Project Echo at the Otero County Prison Facility
The University of New Mexico developed a program called Project ECHO to improve health care through teaching, receiving feedback, and gaining a collective understanding. The aim is to collaborate with many different agencies, including correctional facilities. A group of residents at the Otero County Prison Facility underwent the necessary training to become peer educators.
Erick Ballejos is one of the Project ECHO participants. “All my life I’ve seen educators,” he says, “I looked up to educators. I looked at them, I admired them, and I never could’ve imagined that I would be one of those educators, standing in front of people with something valuable to give to them.”

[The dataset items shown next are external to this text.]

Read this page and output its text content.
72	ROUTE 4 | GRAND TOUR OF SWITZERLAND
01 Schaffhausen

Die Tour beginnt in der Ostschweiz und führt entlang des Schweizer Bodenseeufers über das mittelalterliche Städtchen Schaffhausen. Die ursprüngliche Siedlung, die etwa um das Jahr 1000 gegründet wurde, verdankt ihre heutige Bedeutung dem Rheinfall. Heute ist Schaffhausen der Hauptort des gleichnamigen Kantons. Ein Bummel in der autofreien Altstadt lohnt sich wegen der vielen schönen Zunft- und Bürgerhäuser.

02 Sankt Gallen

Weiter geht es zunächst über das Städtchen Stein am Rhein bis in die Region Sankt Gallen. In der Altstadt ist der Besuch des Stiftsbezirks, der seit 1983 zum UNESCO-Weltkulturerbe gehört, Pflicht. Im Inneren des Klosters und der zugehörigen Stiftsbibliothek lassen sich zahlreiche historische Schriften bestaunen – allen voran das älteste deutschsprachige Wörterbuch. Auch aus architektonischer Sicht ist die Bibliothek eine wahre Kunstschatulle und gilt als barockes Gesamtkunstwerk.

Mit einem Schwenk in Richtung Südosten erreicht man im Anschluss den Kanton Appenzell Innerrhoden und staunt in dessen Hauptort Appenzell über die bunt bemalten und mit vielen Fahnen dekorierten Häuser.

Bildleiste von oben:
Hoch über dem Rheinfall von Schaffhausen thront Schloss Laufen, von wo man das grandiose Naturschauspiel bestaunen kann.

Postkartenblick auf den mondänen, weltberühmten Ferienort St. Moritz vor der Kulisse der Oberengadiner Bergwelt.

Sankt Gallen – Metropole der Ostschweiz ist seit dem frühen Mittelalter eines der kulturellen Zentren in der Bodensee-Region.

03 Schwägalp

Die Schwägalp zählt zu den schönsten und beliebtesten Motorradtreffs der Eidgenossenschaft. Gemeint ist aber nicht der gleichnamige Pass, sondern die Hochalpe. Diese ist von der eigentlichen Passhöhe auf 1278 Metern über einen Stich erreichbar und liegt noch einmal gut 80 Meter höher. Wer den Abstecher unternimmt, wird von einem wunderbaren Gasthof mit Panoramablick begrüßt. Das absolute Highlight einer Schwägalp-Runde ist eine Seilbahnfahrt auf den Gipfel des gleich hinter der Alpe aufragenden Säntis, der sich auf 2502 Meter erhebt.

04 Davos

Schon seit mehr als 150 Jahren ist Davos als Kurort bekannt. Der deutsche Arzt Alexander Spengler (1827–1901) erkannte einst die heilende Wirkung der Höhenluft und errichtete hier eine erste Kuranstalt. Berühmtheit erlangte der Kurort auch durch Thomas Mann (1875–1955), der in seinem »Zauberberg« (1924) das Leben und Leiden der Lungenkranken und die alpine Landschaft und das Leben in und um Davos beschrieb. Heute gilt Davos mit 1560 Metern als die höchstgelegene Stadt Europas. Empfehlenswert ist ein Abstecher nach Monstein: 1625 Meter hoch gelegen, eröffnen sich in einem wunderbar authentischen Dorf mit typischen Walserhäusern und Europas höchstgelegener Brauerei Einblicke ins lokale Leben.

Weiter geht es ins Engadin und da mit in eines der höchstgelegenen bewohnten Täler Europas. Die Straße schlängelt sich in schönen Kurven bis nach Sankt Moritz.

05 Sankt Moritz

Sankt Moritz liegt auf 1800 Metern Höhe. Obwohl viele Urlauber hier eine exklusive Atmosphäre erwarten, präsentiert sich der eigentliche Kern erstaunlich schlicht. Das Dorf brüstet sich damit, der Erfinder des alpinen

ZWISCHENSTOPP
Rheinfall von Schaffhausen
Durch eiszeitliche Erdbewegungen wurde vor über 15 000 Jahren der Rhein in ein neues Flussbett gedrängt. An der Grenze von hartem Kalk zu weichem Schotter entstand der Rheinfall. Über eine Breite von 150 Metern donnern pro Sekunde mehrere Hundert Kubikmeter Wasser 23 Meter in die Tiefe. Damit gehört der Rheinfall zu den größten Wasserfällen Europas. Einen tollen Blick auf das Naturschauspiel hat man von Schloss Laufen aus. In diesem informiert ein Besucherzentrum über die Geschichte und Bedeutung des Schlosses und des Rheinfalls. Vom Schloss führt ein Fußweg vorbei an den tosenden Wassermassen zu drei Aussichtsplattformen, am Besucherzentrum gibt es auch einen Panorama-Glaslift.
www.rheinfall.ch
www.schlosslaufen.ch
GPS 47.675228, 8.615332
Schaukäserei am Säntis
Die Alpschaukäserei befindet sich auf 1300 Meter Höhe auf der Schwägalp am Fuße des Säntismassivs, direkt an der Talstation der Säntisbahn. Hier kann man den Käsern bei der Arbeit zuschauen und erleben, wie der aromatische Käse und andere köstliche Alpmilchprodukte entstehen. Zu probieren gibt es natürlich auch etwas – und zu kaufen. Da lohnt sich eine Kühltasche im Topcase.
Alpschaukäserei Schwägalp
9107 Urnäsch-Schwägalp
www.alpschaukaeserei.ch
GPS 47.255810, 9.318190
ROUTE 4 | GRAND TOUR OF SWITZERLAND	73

“I do believe they take it to heart,” Warden Hector Rios explained. “The beauty of it is that they meet frequently to be able to develop a lesson plan. Of course, you have our staff, our education staff, assisting.”
Recently, Project ECHO organized a competition amongst participating correctional facilities in the United States and the UK to spread awareness of hepatitis C. The men at Otero County won the contest.
“That just says a lot right there itself,” says Erick, “How our chemistry as a team has come together. Other people recognize it.”
Wenses Baca is another resident participant. “Sometimes being incarcerated, you don’t feel like you’re heard or seen. And to see that people are actually taking notice in what we’re doing. It just goes to show that’s a testament of what our team is doing here in the facility. We work together. We utilize our team strengths, abilities.”
“Not really having too many things to be commended about in the past as far as my whole past goes,” admits Erick, “and now turning that around and having somebody recognize me for something positive – and the whole team as well. Just to think, ‘well, I am capable of doing some good. I am capable of being part of something good’.
Academic instructor Elizabeth Jones works with the men on Project ECHO.
“Ms. Jones, she is just an outstanding motivator,” states Warden Rios. “She’s energetic. I think the men see that.”
“I think just to see them, the excitement of being recognized,” Elizabeth states. “I think just to see their faces receiving the trophy and the free pizza that we received, that is just amazing. It’s just priceless.”
One of the greatest things that I could say about being part of Project ECHO,” Erick relates, “is the staff support that we get. Ms. Jones has been incredible, our biggest cheerleader, our biggest fan.”
“There’s no words,” Elizabeth says, “to describe how much we can change and how can we impact society when we give them the right tools.”